Magna Concursos
1652669 Ano: 2018
Disciplina: Português
Banca: QUADRIX
Orgão: Hemocentro-SP

Antes do grande salto da medicina e da cirurgia, o

hospital atendia pobres: era uma obra de assistência pública.

Com a crescente sofisticação dos exames e dos tratamentos,

o hospital se tornou o templo da medicina, o único lugar em

que é realmente possível cuidar dos doentes de maneira

científica, pondo a seu serviço todos os recursos terapêuticos

modernos. Assim, os doentes emigram de suas casas para o

hospital: é para lá que a pessoa precisa ir para ser bem

atendida, caso esteja verdadeiramente doente. É para lá

também que ela precisa ir quando não quer correr o risco de

nenhuma complicação, por exemplo, no parto: antes de

1940, a imensa maioria das mulheres fazia o parto em casa;

hoje, quase todos os partos são realizados na maternidade.

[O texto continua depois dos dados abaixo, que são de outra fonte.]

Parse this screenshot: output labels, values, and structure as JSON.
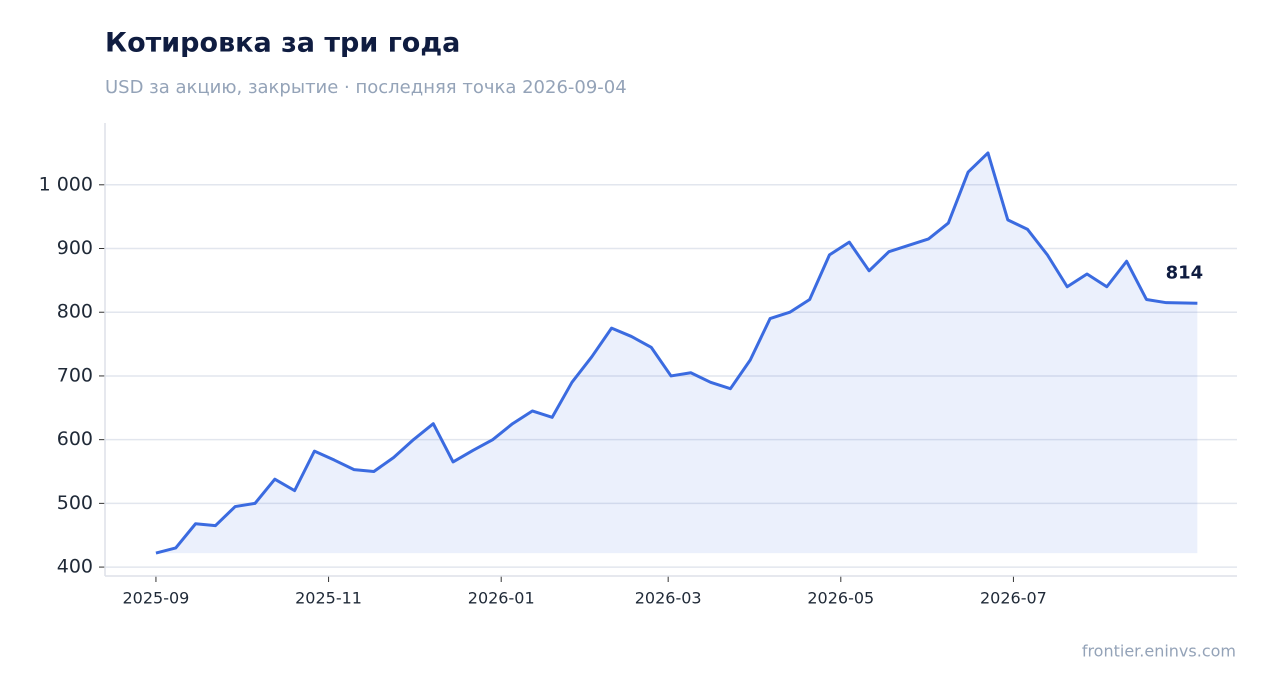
{
  "chart_data": {
    "type": "line",
    "title": "Котировка за три года",
    "subtitle": "USD за акцию, закрытие · последняя точка 2026-09-04",
    "source": "frontier.eninvs.com",
    "x": [
      "2025-09-01",
      "2025-09-08",
      "2025-09-15",
      "2025-09-22",
      "2025-09-29",
      "2025-10-06",
      "2025-10-13",
      "2025-10-20",
      "2025-10-27",
      "2025-11-03",
      "2025-11-10",
      "2025-11-17",
      "2025-11-24",
      "2025-12-01",
      "2025-12-08",
      "2025-12-15",
      "2025-12-22",
      "2025-12-29",
      "2026-01-05",
      "2026-01-12",
      "2026-01-19",
      "2026-01-26",
      "2026-02-02",
      "2026-02-09",
      "2026-02-16",
      "2026-02-23",
      "2026-03-02",
      "2026-03-09",
      "2026-03-16",
      "2026-03-23",
      "2026-03-30",
      "2026-04-06",
      "2026-04-13",
      "2026-04-20",
      "2026-04-27",
      "2026-05-04",
      "2026-05-11",
      "2026-05-18",
      "2026-05-25",
      "2026-06-01",
      "2026-06-08",
      "2026-06-15",
      "2026-06-22",
      "2026-06-29",
      "2026-07-06",
      "2026-07-13",
      "2026-07-20",
      "2026-07-27",
      "2026-08-03",
      "2026-08-10",
      "2026-08-17",
      "2026-08-24",
      "2026-09-04"
    ],
    "series": [
      {
        "color": "#3b6be0",
        "values": [
          422,
          430,
          468,
          465,
          495,
          500,
          538,
          520,
          582,
          568,
          553,
          550,
          572,
          600,
          625,
          565,
          583,
          600,
          625,
          645,
          635,
          690,
          730,
          775,
          762,
          745,
          700,
          705,
          690,
          680,
          725,
          790,
          800,
          820,
          890,
          910,
          865,
          895,
          905,
          915,
          940,
          1020,
          1050,
          945,
          930,
          890,
          840,
          860,
          840,
          880,
          820,
          815,
          814
        ]
      }
    ],
    "xlim": [
      "2025-08-14",
      "2026-09-18"
    ],
    "xticks": [
      {
        "value": "2025-09-01",
        "label": "2025-09"
      },
      {
        "value": "2025-11-01",
        "label": "2025-11"
      },
      {
        "value": "2026-01-01",
        "label": "2026-01"
      },
      {
        "value": "2026-03-01",
        "label": "2026-03"
      },
      {
        "value": "2026-05-01",
        "label": "2026-05"
      },
      {
        "value": "2026-07-01",
        "label": "2026-07"
      }
    ],
    "ylim": [
      386,
      1097
    ],
    "yticks": [
      400,
      500,
      600,
      700,
      800,
      900,
      {
        "value": 1000,
        "label": "1 000"
      }
    ],
    "grid": true
  }
}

Dessa forma, o cuidado com o corpo ameaçado escapa à

esfera privada: instituições públicas se encarregam

literalmente dele, no sentido não só financeiro, mas também

material e afetivo.

Pela primeira vez na história da humanidade, agora as

pessoas nascem e morrem em um hospital. A preocupação

com a eficiência, somada às dificuldades das famílias em se

encarregar desses fatos, faz com que os momentos

fundamentais da existência, os mais profundamente ligados

à vida e à identidade, sejam retirados do âmbito familiar, do

quadro doméstico, embora espaçoso, e transferidos para o

cenário asséptico e funcional, mas anônimo, do hospital.

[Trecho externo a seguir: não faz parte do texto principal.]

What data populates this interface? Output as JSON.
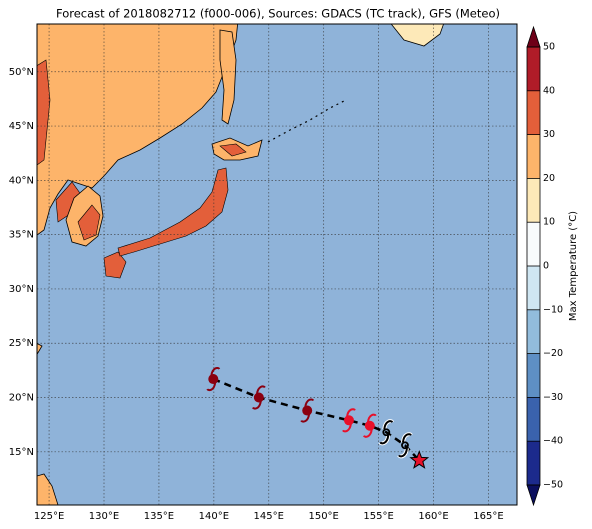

Subitamente, a enfermaria comum parece cruel e

insuportável; boa para indivíduos recolhidos por caridade,

que nem sempre tinham um teto, ela constitui para nossos

contemporâneos, acostumados a ter seu próprio quarto e

que se sentem angustiados com a doença, uma espécie de

arcaísmo bárbaro e desumano. De uns vinte anos para cá,

vastos canteiros de obras vêm reformando os antigos centros

hospitalares, substituindo as enfermarias coletivas por

quartos individuais ou, pelo menos, por quartos de poucos

leitos.

Assim, a reivindicação do direito individual à própria

vida privada, para além da vida familiar, encontra sua

derradeira consumação nesses hospitais modernos,

compostos de um mosaico de quartos individuais, onde

pessoas solitárias deslizam discretamente para a morte,

fazendo de conta que ignoram o fato para não perturbar seus

parentes...

Antoine Prost. As políticas públicas de Saúde. In: História da Vida Privada, 5: Da Primeira Guerra a nossos dias / organização Antoine Prost, Gérard Vincent; tradução Denise Bottmann. São Paulo: Companhia das Letras, 2009 (com adaptações)

Considerando os aspectos linguísticos do texto e as ideias nele expressas, julgue os itens de 1 a 10.

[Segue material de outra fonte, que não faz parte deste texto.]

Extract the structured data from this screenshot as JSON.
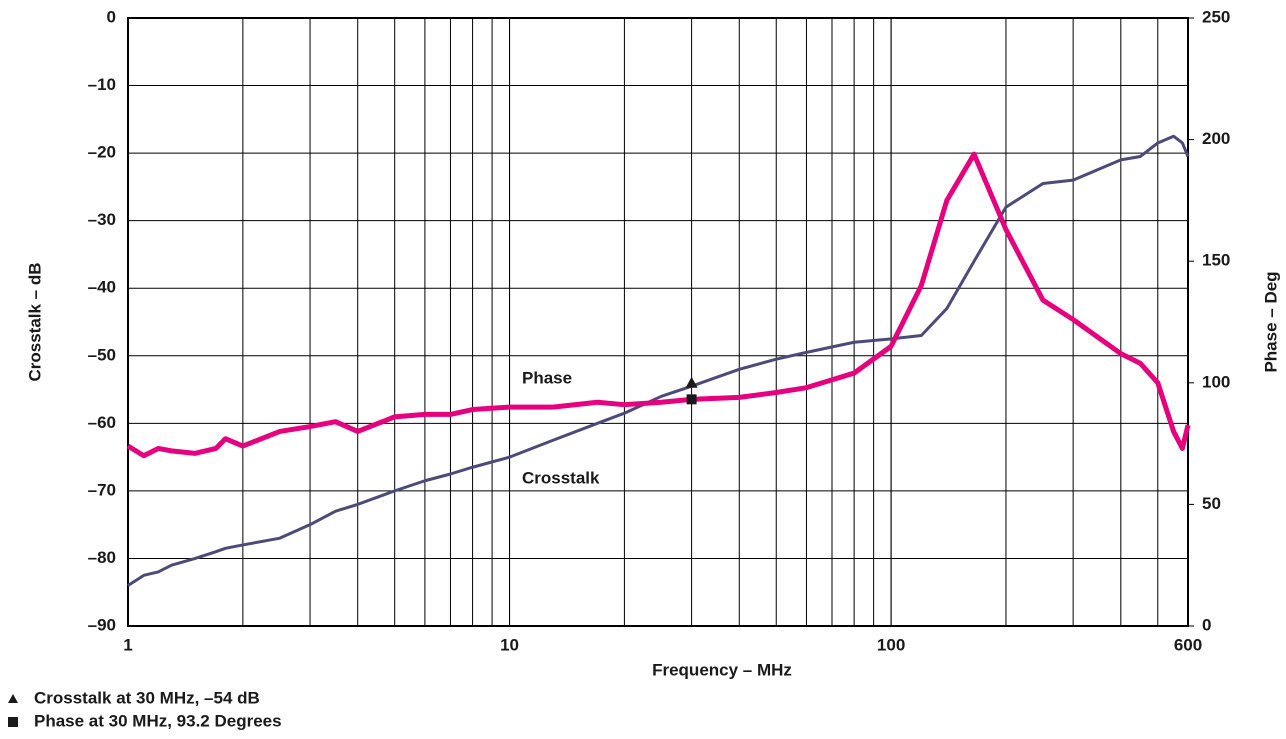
{
  "chart_data": {
    "type": "line",
    "xlabel": "Frequency – MHz",
    "ylabel": "Crosstalk – dB",
    "y2label": "Phase – Deg",
    "xscale": "log",
    "xlim": [
      1,
      600
    ],
    "xticks": [
      1,
      10,
      100,
      600
    ],
    "ylim": [
      -90,
      0
    ],
    "yticks": [
      {
        "value": -90,
        "label": "–90"
      },
      {
        "value": -80,
        "label": "–80"
      },
      {
        "value": -70,
        "label": "–70"
      },
      {
        "value": -60,
        "label": "–60"
      },
      {
        "value": -50,
        "label": "–50"
      },
      {
        "value": -40,
        "label": "–40"
      },
      {
        "value": -30,
        "label": "–30"
      },
      {
        "value": -20,
        "label": "–20"
      },
      {
        "value": -10,
        "label": "–10"
      },
      0
    ],
    "y2lim": [
      0,
      250
    ],
    "y2ticks": [
      0,
      50,
      100,
      150,
      200,
      250
    ],
    "grid": true,
    "x": [
      1,
      1.1,
      1.2,
      1.3,
      1.5,
      1.7,
      1.8,
      2,
      2.5,
      3,
      3.5,
      4,
      5,
      6,
      7,
      8,
      10,
      13,
      17,
      20,
      25,
      30,
      40,
      50,
      60,
      80,
      100,
      120,
      140,
      165,
      200,
      250,
      300,
      400,
      450,
      500,
      550,
      580,
      600
    ],
    "series": [
      {
        "name": "Crosstalk",
        "color": "#4b4a78",
        "axis": "y",
        "width": 3,
        "values": [
          -84,
          -82.5,
          -82,
          -81,
          -80,
          -79,
          -78.5,
          -78,
          -77,
          -75,
          -73,
          -72,
          -70,
          -68.5,
          -67.5,
          -66.5,
          -65,
          -62.5,
          -60,
          -58.5,
          -56,
          -54.5,
          -52,
          -50.5,
          -49.5,
          -48,
          -47.5,
          -47,
          -43,
          -36,
          -28,
          -24.5,
          -24,
          -21,
          -20.5,
          -18.5,
          -17.5,
          -18.5,
          -20.5
        ]
      },
      {
        "name": "Phase",
        "color": "#e6007e",
        "axis": "y2",
        "width": 5,
        "values": [
          74,
          70,
          73,
          72,
          71,
          73,
          77,
          74,
          80,
          82,
          84,
          80,
          86,
          87,
          87,
          89,
          90,
          90,
          92,
          91,
          92,
          93.2,
          94,
          96,
          98,
          104,
          115,
          140,
          175,
          194,
          163,
          134,
          126,
          112,
          108,
          100,
          80,
          73,
          82.6
        ]
      }
    ],
    "markers": [
      {
        "shape": "triangle",
        "x": 30,
        "value": -54,
        "axis": "y",
        "label": "Crosstalk at 30 MHz, –54 dB"
      },
      {
        "shape": "square",
        "x": 30,
        "value": 93.2,
        "axis": "y2",
        "label": "Phase at 30 MHz, 93.2 Degrees"
      }
    ]
  }
}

No último período do primeiro parágrafo, o emprego de “literalmente” permite entender que as instituições públicas de saúde passaram a cuidar dos doentes de modo completo, não apenas assumindo despesas, mas também determinando o tipo de tratamento a que serão submetidos e a manutenção de seu bem-estar emocional no decorrer das internações.